The 26th Regiment, known as the Cameronians, quartered in the New Brunswick barracks from 1767 to May 1779. The New York Gazette and Weekly Mercury reported on July 3, 1769 that, “The troops made a fine appearance and went through their exercise with the greatest exactness and dexterity to the entire satisfaction of his Excellency [General Gage] and a number of Gentlemen assembled on the occasion.” The Trenton barracks features 24 small plastered rooms 16ft square, each with two windows and an open fireplace. Twelve to sixteen soldiers occupied each room.
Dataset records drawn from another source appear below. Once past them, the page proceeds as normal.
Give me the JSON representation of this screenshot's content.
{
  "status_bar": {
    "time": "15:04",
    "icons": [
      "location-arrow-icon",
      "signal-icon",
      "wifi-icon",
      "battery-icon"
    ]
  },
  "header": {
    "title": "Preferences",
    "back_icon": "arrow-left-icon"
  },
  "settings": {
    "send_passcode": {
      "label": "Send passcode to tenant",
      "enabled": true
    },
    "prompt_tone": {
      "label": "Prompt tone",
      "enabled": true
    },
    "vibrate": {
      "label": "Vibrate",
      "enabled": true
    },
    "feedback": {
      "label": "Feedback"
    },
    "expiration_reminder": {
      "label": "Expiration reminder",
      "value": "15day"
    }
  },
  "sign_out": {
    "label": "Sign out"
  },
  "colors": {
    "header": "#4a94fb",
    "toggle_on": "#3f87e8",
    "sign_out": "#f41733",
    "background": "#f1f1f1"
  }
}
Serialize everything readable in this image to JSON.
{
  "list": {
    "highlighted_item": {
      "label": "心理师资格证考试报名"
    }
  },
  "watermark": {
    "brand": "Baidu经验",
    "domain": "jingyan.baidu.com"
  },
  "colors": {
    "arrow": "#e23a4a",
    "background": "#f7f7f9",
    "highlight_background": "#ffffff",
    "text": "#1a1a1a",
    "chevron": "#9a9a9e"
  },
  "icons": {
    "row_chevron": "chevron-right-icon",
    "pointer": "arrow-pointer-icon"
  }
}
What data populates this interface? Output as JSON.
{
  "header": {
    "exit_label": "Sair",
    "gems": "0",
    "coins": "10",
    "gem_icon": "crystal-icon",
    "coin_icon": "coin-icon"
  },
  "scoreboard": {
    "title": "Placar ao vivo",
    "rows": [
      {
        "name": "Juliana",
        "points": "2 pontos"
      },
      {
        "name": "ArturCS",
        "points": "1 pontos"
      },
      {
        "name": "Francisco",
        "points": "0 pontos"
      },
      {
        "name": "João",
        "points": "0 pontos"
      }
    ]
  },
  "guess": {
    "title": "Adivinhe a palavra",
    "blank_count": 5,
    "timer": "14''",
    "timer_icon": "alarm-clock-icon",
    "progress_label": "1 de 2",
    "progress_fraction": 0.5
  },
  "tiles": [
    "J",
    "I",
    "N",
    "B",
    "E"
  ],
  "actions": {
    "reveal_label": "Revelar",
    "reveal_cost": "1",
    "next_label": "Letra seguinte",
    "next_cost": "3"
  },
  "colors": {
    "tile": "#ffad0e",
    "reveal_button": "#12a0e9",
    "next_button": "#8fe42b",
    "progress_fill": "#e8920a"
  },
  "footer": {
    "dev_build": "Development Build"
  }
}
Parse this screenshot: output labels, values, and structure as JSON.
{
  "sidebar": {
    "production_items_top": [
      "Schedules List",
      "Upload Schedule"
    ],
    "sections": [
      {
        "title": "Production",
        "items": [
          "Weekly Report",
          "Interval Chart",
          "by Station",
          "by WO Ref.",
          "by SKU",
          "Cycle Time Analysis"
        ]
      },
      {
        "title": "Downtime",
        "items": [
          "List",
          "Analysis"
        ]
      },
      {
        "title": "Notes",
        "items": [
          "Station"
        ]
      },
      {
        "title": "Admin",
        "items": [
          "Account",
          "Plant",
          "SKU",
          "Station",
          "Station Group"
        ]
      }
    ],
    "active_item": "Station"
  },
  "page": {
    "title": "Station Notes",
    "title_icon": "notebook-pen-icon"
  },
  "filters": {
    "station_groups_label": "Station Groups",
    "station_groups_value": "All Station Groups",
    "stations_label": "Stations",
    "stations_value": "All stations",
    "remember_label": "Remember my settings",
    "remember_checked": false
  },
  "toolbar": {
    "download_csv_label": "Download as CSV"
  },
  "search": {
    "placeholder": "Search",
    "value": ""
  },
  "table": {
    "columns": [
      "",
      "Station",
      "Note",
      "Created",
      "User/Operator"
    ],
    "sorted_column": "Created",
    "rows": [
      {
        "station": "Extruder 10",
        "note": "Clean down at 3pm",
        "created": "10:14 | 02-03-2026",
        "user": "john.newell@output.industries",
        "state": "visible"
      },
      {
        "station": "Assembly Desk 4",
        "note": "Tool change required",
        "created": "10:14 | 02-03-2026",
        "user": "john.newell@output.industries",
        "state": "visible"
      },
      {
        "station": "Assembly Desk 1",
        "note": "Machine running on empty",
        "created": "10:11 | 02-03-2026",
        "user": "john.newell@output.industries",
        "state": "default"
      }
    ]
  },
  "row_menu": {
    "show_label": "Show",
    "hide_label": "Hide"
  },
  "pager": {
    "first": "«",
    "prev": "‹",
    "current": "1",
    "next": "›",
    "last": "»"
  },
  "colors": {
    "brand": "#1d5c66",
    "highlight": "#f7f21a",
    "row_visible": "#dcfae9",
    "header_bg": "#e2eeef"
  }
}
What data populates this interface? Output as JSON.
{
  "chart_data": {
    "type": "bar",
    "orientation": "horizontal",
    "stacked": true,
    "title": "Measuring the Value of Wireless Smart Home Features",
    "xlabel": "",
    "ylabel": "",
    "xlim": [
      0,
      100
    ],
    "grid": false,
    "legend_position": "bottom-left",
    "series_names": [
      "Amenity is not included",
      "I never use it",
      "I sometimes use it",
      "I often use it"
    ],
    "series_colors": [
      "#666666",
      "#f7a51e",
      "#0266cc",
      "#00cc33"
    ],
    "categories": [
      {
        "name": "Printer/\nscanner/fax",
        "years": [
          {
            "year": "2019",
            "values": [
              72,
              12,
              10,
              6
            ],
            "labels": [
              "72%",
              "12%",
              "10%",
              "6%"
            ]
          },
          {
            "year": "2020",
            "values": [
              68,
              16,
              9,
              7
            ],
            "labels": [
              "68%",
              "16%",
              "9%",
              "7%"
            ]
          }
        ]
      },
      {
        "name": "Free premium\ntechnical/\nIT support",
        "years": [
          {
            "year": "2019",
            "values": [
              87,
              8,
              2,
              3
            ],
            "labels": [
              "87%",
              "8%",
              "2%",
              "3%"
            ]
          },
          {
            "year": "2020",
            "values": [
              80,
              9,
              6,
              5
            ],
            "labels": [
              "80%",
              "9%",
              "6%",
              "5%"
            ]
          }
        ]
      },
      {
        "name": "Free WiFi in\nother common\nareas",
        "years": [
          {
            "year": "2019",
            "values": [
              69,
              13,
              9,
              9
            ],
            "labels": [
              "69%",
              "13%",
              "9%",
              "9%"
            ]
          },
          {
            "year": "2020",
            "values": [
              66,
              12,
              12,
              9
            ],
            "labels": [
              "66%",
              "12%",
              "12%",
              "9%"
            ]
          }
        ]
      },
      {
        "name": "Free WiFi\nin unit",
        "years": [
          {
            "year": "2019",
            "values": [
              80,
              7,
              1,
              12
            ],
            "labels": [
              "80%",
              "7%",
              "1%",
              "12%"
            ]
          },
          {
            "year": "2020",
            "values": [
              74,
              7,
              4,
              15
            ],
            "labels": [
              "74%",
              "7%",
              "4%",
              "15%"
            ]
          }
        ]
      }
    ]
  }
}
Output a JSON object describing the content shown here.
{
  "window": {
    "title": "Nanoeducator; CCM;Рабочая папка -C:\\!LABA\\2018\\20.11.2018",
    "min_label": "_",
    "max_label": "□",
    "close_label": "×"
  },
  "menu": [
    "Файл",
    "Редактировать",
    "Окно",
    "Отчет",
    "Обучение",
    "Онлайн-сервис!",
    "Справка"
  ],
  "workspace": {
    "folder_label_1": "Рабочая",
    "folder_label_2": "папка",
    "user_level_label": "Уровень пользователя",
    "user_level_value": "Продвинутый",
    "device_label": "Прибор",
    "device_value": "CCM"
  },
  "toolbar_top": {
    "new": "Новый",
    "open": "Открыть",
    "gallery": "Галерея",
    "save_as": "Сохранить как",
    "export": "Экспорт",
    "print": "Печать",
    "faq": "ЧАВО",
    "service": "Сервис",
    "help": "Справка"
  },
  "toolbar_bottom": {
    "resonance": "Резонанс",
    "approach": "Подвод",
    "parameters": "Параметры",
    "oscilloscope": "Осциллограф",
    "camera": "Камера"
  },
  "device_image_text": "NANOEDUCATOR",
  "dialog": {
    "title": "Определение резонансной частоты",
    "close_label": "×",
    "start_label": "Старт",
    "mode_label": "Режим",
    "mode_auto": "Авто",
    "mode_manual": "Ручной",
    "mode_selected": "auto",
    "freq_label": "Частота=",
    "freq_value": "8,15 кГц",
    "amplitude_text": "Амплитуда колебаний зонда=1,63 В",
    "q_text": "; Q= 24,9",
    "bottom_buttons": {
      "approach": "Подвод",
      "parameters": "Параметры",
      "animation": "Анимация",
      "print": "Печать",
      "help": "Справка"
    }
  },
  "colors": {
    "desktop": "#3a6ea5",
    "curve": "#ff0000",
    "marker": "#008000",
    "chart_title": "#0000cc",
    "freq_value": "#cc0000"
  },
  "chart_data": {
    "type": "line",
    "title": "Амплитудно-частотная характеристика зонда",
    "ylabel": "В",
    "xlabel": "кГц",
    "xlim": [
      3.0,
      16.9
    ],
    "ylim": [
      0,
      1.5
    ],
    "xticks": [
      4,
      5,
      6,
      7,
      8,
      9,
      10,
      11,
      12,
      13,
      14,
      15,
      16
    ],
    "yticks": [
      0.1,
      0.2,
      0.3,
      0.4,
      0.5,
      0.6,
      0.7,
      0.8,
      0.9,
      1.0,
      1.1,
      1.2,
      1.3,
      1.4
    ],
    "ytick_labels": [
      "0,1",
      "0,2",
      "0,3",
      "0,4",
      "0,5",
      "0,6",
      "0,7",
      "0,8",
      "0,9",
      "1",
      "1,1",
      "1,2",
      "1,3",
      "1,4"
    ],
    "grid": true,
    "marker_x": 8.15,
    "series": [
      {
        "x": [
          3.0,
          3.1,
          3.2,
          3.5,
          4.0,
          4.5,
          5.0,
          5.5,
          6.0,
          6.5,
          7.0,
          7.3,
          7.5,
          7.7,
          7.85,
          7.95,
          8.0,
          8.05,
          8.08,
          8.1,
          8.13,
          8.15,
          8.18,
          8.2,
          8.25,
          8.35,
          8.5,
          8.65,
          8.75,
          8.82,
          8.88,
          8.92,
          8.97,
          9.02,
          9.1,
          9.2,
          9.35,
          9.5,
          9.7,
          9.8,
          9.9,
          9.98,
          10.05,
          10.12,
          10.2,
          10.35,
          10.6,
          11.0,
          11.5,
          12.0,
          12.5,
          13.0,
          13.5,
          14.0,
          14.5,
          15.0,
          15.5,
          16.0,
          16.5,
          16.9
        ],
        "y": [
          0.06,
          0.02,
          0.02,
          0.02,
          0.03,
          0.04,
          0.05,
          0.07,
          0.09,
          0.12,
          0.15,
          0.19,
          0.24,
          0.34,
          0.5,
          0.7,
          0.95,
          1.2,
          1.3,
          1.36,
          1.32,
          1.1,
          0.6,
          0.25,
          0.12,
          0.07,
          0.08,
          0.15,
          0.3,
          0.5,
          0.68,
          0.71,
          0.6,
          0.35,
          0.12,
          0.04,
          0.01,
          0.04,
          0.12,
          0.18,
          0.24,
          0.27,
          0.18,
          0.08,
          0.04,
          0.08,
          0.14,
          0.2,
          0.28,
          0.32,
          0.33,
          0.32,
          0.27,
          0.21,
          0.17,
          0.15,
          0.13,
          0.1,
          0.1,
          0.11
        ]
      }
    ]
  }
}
The New Brunswick barracks likely had similar living quarters.
Several prominent travelers noted the location of the New Brunswick barracks. In 1759 Reverend Andrew Burnby stated New Brunswick was “…a small city of about a hundred houses…where there [is] also a very neat barracks for three hundred men.” In 1774, John Adams described the barracks as “…tolerably handsome.”
The barracks were no longer needed after the Revolutionary War, and the General Assembly sought a new purpose for the buildings. In June 1783, citizens of Middlesex County asked the General Assembly to renovate and occupy the barracks as a county courthouse and jail, “…until such time as the publick shall require use of them.” The Assembly granted their petition, and by November, the Sheriff of Middlesex County became the Assembly’s appointed barracks commissioner. In 1786, the state sold all five barracks to help settle accumulating war debt. Middlesex County purchased the building to continue using it. By 1796, the county rented rooms out of the barracks. In the fall of 1796 a fire, reportedly started in some flax, destroyed the New Brunswick barracks. The local newspapers reported that an arsonist potentially started the fire. The replica at the East Jersey Old Town Village stands as a memorial to the critical regional role the barracks played.